Vom wehenden Schneien in großen Flocken: „Müller und Becker schlagen sich einander.“ (I. Paulus Fixlein p. 91.) Der Schnee ist Mehl. Hier wird vielleicht eine Stelle Rumelands (alt Meistersgesangbuch CCCXXII.) klar:

swan so der sne gevallen ist, so hor ich das vil dicke
man sprichet: gib den wynden brot, er hat gesnyget!
swer syne guten wynde laz in hungernot verderben den sumer lang,
der mac des winters in dem sne vil lutzel mite ir (? in) erwerben, ir macht ist krank.
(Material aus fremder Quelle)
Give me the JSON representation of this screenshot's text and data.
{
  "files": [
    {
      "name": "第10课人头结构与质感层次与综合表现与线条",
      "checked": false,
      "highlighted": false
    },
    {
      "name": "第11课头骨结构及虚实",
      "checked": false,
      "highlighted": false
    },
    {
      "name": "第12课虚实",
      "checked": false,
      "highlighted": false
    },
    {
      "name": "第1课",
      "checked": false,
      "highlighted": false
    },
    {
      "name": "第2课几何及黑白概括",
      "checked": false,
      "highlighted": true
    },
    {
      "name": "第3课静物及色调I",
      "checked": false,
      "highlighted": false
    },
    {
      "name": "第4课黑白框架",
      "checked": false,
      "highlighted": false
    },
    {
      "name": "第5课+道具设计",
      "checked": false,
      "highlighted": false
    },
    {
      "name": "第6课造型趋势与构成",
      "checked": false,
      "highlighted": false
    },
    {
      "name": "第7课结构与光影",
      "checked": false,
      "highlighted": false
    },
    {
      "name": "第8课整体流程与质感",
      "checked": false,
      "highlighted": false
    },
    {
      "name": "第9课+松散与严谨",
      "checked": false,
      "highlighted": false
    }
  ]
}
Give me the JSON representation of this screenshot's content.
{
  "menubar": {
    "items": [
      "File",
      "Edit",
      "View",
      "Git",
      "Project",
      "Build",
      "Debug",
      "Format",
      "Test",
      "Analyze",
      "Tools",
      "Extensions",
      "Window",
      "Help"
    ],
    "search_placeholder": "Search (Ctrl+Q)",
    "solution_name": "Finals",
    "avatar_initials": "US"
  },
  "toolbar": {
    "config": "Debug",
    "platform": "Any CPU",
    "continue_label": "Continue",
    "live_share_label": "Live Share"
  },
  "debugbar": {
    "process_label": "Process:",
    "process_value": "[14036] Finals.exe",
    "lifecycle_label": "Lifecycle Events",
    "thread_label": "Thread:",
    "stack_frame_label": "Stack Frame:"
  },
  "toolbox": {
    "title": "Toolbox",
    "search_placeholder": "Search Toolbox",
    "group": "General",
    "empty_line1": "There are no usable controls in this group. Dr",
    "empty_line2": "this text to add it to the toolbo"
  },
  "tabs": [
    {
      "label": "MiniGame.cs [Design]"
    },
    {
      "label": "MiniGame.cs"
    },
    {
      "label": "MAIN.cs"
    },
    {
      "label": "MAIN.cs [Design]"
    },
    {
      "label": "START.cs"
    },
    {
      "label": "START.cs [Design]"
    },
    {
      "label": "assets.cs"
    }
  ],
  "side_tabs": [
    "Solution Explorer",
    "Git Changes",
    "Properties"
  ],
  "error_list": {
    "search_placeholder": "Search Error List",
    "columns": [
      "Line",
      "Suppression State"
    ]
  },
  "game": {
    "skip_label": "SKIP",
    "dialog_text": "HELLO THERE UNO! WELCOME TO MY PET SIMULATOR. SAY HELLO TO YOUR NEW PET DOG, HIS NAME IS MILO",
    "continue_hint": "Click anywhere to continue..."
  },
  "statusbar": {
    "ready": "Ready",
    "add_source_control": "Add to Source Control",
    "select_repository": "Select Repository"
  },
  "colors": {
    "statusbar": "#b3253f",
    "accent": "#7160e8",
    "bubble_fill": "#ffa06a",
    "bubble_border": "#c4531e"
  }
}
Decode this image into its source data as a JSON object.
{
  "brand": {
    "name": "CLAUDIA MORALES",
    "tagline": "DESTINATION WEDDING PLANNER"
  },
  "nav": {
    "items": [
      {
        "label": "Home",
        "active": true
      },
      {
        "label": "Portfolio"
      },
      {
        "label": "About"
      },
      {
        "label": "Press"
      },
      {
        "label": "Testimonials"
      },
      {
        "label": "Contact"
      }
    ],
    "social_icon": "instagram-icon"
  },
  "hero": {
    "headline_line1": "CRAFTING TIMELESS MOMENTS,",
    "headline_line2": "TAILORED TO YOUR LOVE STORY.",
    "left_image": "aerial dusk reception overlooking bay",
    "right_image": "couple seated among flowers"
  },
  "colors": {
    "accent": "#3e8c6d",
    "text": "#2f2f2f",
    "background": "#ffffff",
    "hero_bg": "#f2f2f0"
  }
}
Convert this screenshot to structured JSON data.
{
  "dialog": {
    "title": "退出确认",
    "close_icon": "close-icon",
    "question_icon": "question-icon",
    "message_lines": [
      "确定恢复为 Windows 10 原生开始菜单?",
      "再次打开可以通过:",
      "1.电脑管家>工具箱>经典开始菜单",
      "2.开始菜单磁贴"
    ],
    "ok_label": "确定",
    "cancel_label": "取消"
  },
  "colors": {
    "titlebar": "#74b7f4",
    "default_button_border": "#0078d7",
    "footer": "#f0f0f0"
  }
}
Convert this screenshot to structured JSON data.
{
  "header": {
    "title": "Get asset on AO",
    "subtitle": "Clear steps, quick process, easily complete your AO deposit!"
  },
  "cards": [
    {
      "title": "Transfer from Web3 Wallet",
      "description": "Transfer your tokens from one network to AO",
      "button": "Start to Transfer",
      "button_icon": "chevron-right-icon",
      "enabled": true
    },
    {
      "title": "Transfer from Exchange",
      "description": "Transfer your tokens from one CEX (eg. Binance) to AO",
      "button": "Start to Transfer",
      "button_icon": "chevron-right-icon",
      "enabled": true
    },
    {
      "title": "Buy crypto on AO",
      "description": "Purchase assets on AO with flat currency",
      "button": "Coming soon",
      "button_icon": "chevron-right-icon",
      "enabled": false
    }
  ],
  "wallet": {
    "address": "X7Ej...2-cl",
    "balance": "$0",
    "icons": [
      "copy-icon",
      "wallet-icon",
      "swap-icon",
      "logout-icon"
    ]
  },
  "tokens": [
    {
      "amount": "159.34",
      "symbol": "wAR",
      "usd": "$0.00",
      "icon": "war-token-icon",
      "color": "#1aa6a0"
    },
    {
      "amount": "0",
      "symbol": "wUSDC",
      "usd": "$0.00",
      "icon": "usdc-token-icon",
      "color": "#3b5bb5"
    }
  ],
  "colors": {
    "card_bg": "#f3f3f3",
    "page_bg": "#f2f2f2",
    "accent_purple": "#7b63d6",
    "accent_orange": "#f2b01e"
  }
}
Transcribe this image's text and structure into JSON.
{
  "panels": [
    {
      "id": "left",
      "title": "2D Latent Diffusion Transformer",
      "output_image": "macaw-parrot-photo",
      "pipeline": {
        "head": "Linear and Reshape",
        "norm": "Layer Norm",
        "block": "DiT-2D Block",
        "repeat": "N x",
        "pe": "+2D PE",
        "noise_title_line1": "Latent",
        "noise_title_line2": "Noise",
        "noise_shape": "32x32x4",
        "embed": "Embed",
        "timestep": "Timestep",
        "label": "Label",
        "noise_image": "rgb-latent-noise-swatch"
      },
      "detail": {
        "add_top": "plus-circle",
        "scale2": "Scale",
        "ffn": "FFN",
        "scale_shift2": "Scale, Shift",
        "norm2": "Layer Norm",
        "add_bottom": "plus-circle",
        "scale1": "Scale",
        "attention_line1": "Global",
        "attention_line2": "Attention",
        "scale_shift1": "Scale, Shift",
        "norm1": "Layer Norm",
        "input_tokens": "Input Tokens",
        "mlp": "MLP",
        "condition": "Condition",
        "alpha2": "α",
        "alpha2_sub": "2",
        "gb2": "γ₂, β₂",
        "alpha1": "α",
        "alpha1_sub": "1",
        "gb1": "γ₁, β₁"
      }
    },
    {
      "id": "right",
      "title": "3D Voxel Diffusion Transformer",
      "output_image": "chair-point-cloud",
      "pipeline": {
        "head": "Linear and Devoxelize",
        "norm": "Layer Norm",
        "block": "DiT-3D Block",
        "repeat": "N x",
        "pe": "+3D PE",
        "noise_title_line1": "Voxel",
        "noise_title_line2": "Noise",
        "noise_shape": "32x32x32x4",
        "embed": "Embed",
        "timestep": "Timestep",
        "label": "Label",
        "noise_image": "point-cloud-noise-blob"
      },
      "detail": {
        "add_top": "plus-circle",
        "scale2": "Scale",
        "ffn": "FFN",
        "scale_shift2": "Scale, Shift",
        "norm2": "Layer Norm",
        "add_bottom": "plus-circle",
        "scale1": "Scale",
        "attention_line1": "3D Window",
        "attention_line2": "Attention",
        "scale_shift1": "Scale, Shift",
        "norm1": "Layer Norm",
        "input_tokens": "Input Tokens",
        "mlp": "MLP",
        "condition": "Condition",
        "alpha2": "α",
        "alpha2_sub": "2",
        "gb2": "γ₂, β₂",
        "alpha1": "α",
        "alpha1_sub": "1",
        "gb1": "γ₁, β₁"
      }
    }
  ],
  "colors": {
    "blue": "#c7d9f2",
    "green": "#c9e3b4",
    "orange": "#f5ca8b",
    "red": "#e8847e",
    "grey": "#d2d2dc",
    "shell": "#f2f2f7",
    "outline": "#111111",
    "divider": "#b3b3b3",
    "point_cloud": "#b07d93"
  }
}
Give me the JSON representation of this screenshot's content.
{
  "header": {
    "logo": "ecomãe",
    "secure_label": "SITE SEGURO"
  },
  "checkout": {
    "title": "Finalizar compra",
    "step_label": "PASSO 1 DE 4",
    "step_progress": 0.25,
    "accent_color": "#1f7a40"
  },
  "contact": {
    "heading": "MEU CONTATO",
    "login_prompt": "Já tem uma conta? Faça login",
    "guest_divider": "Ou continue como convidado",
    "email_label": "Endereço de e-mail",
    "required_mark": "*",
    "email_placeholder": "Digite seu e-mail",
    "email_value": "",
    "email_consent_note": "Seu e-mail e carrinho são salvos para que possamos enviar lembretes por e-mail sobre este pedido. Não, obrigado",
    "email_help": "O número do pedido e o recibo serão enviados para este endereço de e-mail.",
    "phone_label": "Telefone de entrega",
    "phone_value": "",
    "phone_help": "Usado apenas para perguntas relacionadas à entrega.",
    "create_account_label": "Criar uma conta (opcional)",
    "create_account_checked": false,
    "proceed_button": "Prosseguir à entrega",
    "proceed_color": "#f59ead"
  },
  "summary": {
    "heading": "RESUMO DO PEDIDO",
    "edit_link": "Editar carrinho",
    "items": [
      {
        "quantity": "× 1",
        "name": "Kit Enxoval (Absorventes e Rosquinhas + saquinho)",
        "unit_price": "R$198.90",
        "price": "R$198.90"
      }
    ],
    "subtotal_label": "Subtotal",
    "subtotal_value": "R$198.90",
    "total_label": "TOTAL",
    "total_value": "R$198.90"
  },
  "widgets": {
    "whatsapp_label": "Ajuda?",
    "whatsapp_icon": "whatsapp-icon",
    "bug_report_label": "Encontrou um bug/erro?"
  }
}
soll hier der fallende Schnee das Mehl bedeuten, woraus man den hungrigen Winden Brod backen solle? Daß die Winde hungrig, vielfressend sind, erhellt aus der nordischen Mythe, Vafthrudnismal 37; der Wind heißt Hräsvelgr, cadaverum lielluo (svelgia, schwelgen, svelta, hungern) oder vielmehr: er kommt aus den Adlerflügeln des Hräsvelgr. Er ist also ein Vogel und dies bestätigt der latein. Name aquilo, der nach Festus a vehementissimo volatu ad instar aquilae benannt wird, im Grund aber der Adler selbst ist, denn wie dieser der Vögel König, so ist aquilo der Winde König. Besondere Erläuterung gewährt aber, was Prätorius in s. Weltbeschreibung 1, 429 berichtet: „zu Bamberg in Franken zur Zeit eines starken Windes hat ein alt Weib ihren Mehlsack in die Hand gefaßt, und denselben aus dem Fenster in die freie Luft nebenst diesen Wörtern ausgeschüttet:

lege dich, lieber Wind,
bringe das deinem Kind!

sie wollte hiermit den Hunger des Windes stillen, da sie glaubte derselbige wüthe darum, wie ein fräßiger Löwe, oder ein grimmiger Wolf.“

Empfohlene Zitierweise:
Brüder Grimm: Kinder- und Haus-Märchen Band 1 (1812). Berlin 1812, Seite LIX. Digitale Volltext-Ausgabe bei Wikisource, URL: https://de.wikisource.org/w/index.php?title=Seite:Kinder_und_Hausm%C3%A4rchen_(Grimm)_1812_I_447.jpg&oldid=- (Version vom 18.8.2016)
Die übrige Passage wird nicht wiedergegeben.